Les sanctions sont un mécanisme juridique ingénieux mais elles supposent que les partenaires étrangers et les acteurs nationaux aient un comportement tellement unanime que ce serait de la fiction politique qu’il en soit ainsi. La réalité est que très vite, chacun s’ingénie à profiter de la chaise vide si le nouveau cours est décrété illégitime, ou à donner des apparences de légitimité à ce cours s’il est impossible à renverser.

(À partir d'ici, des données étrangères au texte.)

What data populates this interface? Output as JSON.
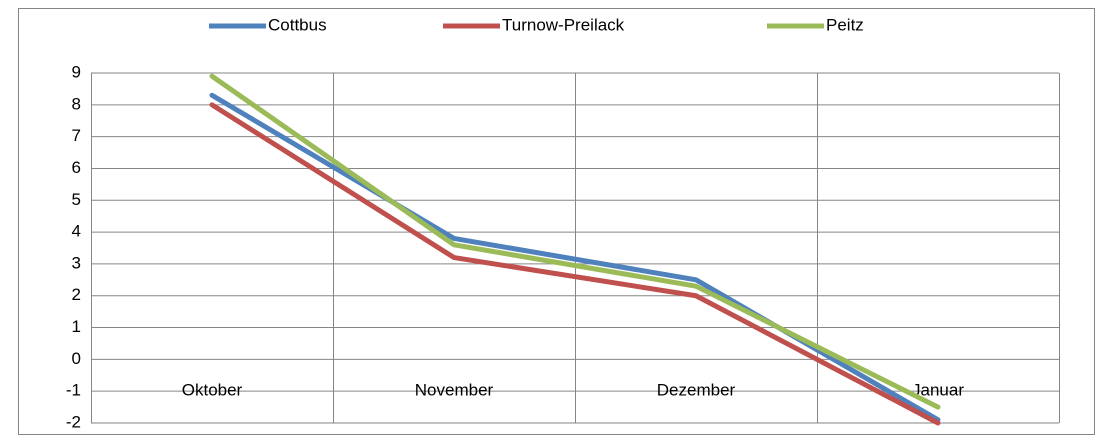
{
  "chart_data": {
    "type": "line",
    "categories": [
      "Oktober",
      "November",
      "Dezember",
      "Januar"
    ],
    "series": [
      {
        "name": "Cottbus",
        "color": "#4f81bd",
        "values": [
          8.3,
          3.8,
          2.5,
          -1.9
        ]
      },
      {
        "name": "Turnow-Preilack",
        "color": "#c0504d",
        "values": [
          8.0,
          3.2,
          2.0,
          -2.0
        ]
      },
      {
        "name": "Peitz",
        "color": "#9bbb59",
        "values": [
          8.9,
          3.6,
          2.3,
          -1.5
        ]
      }
    ],
    "ylim": [
      -2,
      9
    ],
    "yticks": [
      -2,
      -1,
      0,
      1,
      2,
      3,
      4,
      5,
      6,
      7,
      8,
      9
    ],
    "grid": true,
    "legend": "top"
  }
}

Comme en 2005 où le renversement d’un dictateur de vingt ans légitimé par des élections truquées depuis dix ans, donna lieu à consultations, sanctions puis levée de sanctions quand, malgré quelques vices polluant décisivement la suite, fut comprise la sincérité – alors – de la transition démocratique inaugurée de force, le prochain dénouement s’il devait être le renversement du putschiste de 2008 légitimé en 2009 donnera lieu à condamnations et sanctions… C’est ce qu’anticipent la France et Mohamed Ould Abdel Aziz, cherchant à frapper d’opprobre ceux qui tenteraient de défaire ce qu’ils ont établi en 2008-2009 au mépris de tous les mécanismes qualifiant un coup d’Etat et le sanctionnant.